Nos Estados Unidos, a ideia de comprar por voz vem ganhando espaço muito rapidamente: de acordo com o relatório “Future of Retail 2017”, 24% dos americanos possuem um equipamento controlado por voz e 20% pretendiam comprar um dentro de 12 meses. Dos que possuem o equipamento, um em cada cinco fizeram pelo menos uma compra utilizando Amazon Echo ou outro assistente digital, sendo que outros 33% pretendem fazer isso neste ano.


Amazon Echo e Google Home são as grandes forças impulsionando a compra auxiliada por voz. Uma amostra disso foi o Prime Day 2017 (dia especial de compras da Amazon, em 11/07), em que o item mais vendido foi o Echo Dot (a versão de entrada dos dispositivos de voz da empresa). A parceria entre Google e Walmart para viabilizar compras via voz no site da varejista a partir dos dispositivos equipados com o Google Home mostra que as compras por voz não são uma moda passageira.


Ao longo do ano passado, o conversational commerce também ganhou força em outras frentes. Em agosto, a Levi’s anunciou um novo chatbot que responde perguntas sobre estilo, enquanto a Sephora investiu em chatbots para ajudar os clientes a escolher os produtos mais adequados a seu tipo de pele. A japonesa Uniqlo testou wearables que se comunicam com o catálogo de produtos da marca para oferecer recomendações de produtos mais adequadas a cada cliente.


Os avanços em Inteligência Artificial e processamento de linguagem estão finalmente permitindo que tecnologias que existem há décadas ganhem escala e se tornem mais comuns no dia a dia dos consumidores.


Conforme o relacionamento dos clientes com as marcas se torna mais transparente, menores se tornam as barreiras para a substituição por um produto concorrente. A comScore prevê que, em 2020, 50% das buscas na internet serão ativadas por voz, pois são muito mais práticas e rápidas do que digitadas.


O aperfeiçoamento dos sistemas de voz permitirá o processamento de formas mais naturais de conversação, fazendo com que os consumidores não precisem seguir fórmulas definidas pelos desenvolvedores.

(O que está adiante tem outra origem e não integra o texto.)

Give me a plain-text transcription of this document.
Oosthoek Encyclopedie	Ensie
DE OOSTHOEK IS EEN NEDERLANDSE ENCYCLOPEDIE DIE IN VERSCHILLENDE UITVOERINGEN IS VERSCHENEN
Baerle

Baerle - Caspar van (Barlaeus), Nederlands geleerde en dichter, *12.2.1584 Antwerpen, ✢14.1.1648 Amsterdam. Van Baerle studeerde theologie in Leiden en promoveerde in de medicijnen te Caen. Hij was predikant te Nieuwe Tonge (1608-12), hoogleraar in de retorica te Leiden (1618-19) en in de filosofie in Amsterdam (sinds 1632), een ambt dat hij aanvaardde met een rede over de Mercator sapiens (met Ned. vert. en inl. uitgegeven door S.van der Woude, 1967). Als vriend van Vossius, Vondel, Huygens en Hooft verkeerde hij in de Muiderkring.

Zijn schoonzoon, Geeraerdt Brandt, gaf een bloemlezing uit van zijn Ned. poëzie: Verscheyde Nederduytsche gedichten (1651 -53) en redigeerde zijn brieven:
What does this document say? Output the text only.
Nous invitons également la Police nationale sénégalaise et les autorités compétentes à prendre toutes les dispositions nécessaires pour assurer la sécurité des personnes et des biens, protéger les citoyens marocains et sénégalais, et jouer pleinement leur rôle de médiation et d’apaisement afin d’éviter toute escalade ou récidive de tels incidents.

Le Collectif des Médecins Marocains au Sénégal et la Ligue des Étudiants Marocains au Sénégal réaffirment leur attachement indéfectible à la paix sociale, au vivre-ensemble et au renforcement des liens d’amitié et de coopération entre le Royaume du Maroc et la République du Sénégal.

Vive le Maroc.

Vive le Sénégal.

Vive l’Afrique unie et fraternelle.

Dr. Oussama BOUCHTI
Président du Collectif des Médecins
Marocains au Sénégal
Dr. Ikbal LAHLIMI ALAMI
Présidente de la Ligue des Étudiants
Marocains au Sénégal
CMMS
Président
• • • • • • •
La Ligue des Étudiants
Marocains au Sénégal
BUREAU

Um dos pontos mais ressaltados nas palestras, na feira e nas conversas de corredor durante a NRF Big Show foi o fato de que a experiência do consumidor assumiu papel central e, com isso, o varejo (seja online ou off-line) precisará dialogar cada vez mais com seus consumidores para se manter relevante. Curiosamente, é a tecnologia que tornará o relacionamento das marcas com os clientes menos artificial.